Но ровно с тем же успехом может быть похоронен и украинский проект резолюции. И любой другой проект, берущий его за основу. Что тогда? Не думаю, что у нас есть план на этот случай.
Формально, конечно, имеются возможности для преодоления российского вето. Резолюция Генассамблеи ООН №377 (5) «Объединение ради мира» от 3 ноября 1950 г. содержит соответствующий механизм. Согласно документу, если Совбез не в состоянии принять мер в защиту мира из-за непреодолимых разногласий, то Генассамблея обязана взять на себя поиск соответствующего решения. Оно считается принятым в случае, если его поддержат две трети государств-членов. Сейчас это 129 стран.
Сумеем ли мы заручиться их поддержкой – вопрос, боюсь, гипотетический. Как и в каждом парламенте, в ООН у любой инициативы имеются более или менее принципиальные сторонники, более или менее принципиальные противники, более или менее равнодушные. Последних обычно большинство, и пересмотр ими точки зрения зачастую является следствием коррупции, шантажа, неформальных отношений и услуг, с обсуждаемой темой совершенно не связанных. С принципиальными, случается, дело обстоит так же – с поправкой на большие усилия и затраты для их убеждения. О том, что кто-то из убеждаемых может оказаться счастливым обладателем «золотой акции» – в смысле, голоса – можно и не упоминать.
В общем, не сказать, что обращение к Резолюции №377 невозможно, но и Киеву, и «клубу друзей Украины» придется сильно постараться, чтобы обеспечить результат. Который, однако, ничего не гарантирует: резолюция носит рекомендательный, а не обязывающий характер. И та же Россия с полным основанием может отказаться ее выполнять.
В то же время сам упомянутый документ был принят в ситуации, когда войска КНДР, усиленные китайскими «добровольцами», перешли 38 параллель ради, так сказать, «объединения страны». Собственно, это и дало правовую базу для создания «голубых касок», а Корейская война, соответственно, стала первым опытом международной миротворческой операции.
Параллели, думается, вполне прозрачны. Но чтобы представить, что сейчас вновь будет разыгран тот же сюжет, нужно иметь очень бурную фантазию. Причем с самого начала. Без спроса у «властей ЛДНР» украинская сторона открывает КПП, миротворцы через них выдвигаются на позиции и развертываются… Очевидно, без применения оружия не обходится. Результат – неизбежная эскалация конфликта и прямое вмешательство в него Москвы. ВКС РФ прикрывают «войска ЛДНР», а в Кремле подумывают о превентивном ядерном ударе – в общем, как в 1950-м. И да, к слову: Корейская война – самый долгий замороженный конфликт в современной истории. Не думаю, что такой опыт устроит Украину.

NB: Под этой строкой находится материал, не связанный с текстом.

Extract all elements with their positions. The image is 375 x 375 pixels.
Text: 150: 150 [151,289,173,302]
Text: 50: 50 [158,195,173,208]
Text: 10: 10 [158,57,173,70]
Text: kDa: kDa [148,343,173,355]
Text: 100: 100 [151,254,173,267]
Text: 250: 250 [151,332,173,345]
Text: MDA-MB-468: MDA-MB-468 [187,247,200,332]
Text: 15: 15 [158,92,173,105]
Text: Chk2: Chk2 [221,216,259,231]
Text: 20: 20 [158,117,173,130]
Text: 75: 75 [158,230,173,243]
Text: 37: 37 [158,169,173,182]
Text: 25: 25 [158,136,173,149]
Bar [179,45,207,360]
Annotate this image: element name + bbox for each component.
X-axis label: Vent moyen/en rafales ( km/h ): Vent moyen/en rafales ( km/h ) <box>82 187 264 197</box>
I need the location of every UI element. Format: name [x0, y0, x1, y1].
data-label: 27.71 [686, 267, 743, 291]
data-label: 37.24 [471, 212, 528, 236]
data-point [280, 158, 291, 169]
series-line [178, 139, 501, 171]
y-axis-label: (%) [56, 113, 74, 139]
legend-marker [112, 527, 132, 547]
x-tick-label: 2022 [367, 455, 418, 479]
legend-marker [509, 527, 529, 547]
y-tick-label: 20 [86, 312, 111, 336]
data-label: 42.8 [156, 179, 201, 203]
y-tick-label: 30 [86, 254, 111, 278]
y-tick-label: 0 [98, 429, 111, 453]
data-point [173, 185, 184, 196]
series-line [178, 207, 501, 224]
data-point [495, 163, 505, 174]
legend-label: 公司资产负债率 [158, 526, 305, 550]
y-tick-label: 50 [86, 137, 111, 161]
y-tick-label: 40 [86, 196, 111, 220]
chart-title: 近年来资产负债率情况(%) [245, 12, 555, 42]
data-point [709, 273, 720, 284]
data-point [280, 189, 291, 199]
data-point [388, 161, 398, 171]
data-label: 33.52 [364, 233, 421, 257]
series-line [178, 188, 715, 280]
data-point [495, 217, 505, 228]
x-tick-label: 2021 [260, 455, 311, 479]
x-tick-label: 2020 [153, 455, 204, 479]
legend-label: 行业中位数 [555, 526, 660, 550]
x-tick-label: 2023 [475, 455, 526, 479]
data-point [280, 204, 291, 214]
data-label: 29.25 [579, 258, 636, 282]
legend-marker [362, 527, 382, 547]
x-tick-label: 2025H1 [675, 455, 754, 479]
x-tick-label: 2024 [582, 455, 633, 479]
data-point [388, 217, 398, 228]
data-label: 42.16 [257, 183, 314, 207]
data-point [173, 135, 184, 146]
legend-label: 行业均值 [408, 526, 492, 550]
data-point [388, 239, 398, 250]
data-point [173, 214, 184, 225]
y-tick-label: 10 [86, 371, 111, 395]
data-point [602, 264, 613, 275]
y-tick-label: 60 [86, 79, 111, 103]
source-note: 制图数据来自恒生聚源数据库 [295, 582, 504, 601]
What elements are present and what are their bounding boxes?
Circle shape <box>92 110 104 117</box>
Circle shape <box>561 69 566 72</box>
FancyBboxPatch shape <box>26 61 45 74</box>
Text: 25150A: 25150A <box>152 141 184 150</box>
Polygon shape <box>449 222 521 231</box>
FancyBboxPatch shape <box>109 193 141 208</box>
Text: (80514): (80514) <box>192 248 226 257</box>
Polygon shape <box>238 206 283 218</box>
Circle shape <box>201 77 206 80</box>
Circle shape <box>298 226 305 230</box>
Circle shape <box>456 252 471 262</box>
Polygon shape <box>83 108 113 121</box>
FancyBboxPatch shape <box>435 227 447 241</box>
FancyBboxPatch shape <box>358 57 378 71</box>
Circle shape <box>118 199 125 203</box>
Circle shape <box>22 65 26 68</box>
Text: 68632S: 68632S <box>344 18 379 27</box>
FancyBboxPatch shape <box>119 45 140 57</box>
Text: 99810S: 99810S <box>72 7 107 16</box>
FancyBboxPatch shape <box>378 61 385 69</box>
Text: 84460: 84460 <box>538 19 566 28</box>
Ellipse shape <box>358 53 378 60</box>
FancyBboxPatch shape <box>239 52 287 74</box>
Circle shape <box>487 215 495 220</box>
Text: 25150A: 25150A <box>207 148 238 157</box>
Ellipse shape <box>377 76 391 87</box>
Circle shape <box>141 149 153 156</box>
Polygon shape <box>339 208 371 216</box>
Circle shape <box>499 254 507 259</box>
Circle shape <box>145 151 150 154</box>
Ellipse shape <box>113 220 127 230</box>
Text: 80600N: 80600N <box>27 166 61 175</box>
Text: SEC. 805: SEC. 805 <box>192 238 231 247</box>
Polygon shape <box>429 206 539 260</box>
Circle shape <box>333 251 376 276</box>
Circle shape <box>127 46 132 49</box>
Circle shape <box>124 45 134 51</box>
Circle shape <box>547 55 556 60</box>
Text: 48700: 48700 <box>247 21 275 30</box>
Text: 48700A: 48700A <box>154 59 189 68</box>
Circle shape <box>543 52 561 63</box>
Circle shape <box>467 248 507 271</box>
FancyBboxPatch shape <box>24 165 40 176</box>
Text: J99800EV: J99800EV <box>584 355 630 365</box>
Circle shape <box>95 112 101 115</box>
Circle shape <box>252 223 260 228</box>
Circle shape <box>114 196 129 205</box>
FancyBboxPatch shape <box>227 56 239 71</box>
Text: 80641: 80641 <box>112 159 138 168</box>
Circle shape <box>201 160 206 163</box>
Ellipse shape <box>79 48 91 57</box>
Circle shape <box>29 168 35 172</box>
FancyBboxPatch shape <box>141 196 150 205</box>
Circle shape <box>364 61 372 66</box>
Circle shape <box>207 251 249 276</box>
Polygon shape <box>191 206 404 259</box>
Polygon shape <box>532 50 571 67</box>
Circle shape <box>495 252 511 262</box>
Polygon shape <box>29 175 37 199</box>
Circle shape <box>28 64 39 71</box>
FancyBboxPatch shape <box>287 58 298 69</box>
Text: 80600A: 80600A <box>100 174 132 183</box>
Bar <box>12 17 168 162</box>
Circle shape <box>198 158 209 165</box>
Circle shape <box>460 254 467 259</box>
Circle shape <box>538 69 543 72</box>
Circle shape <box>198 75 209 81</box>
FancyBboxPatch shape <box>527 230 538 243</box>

Из этого следует логичный, полагаю, вывод: тема ооновских миротворцев является новым фронтом дипломатических и политических баталий, исход которых решит экономическая целесообразность. Финальное решение неизбежно окажется компромиссным, независимо от отношения к этому Киева и Москвы. Причем если достичь компромисса не удастся, тема миротворческой миссии превратится в аналог Минских соглашений. Которые невозможно ни вывести из комы, ни отключить от систем жизнеобеспечения. И альтернативного плана у нас, похоже, снова нет.
Так что, наверное, на всякий случай все же стоит немного подкорректировать ряд: мифотворческие силы, мифотворческая операция, международный мифотворческий контингент.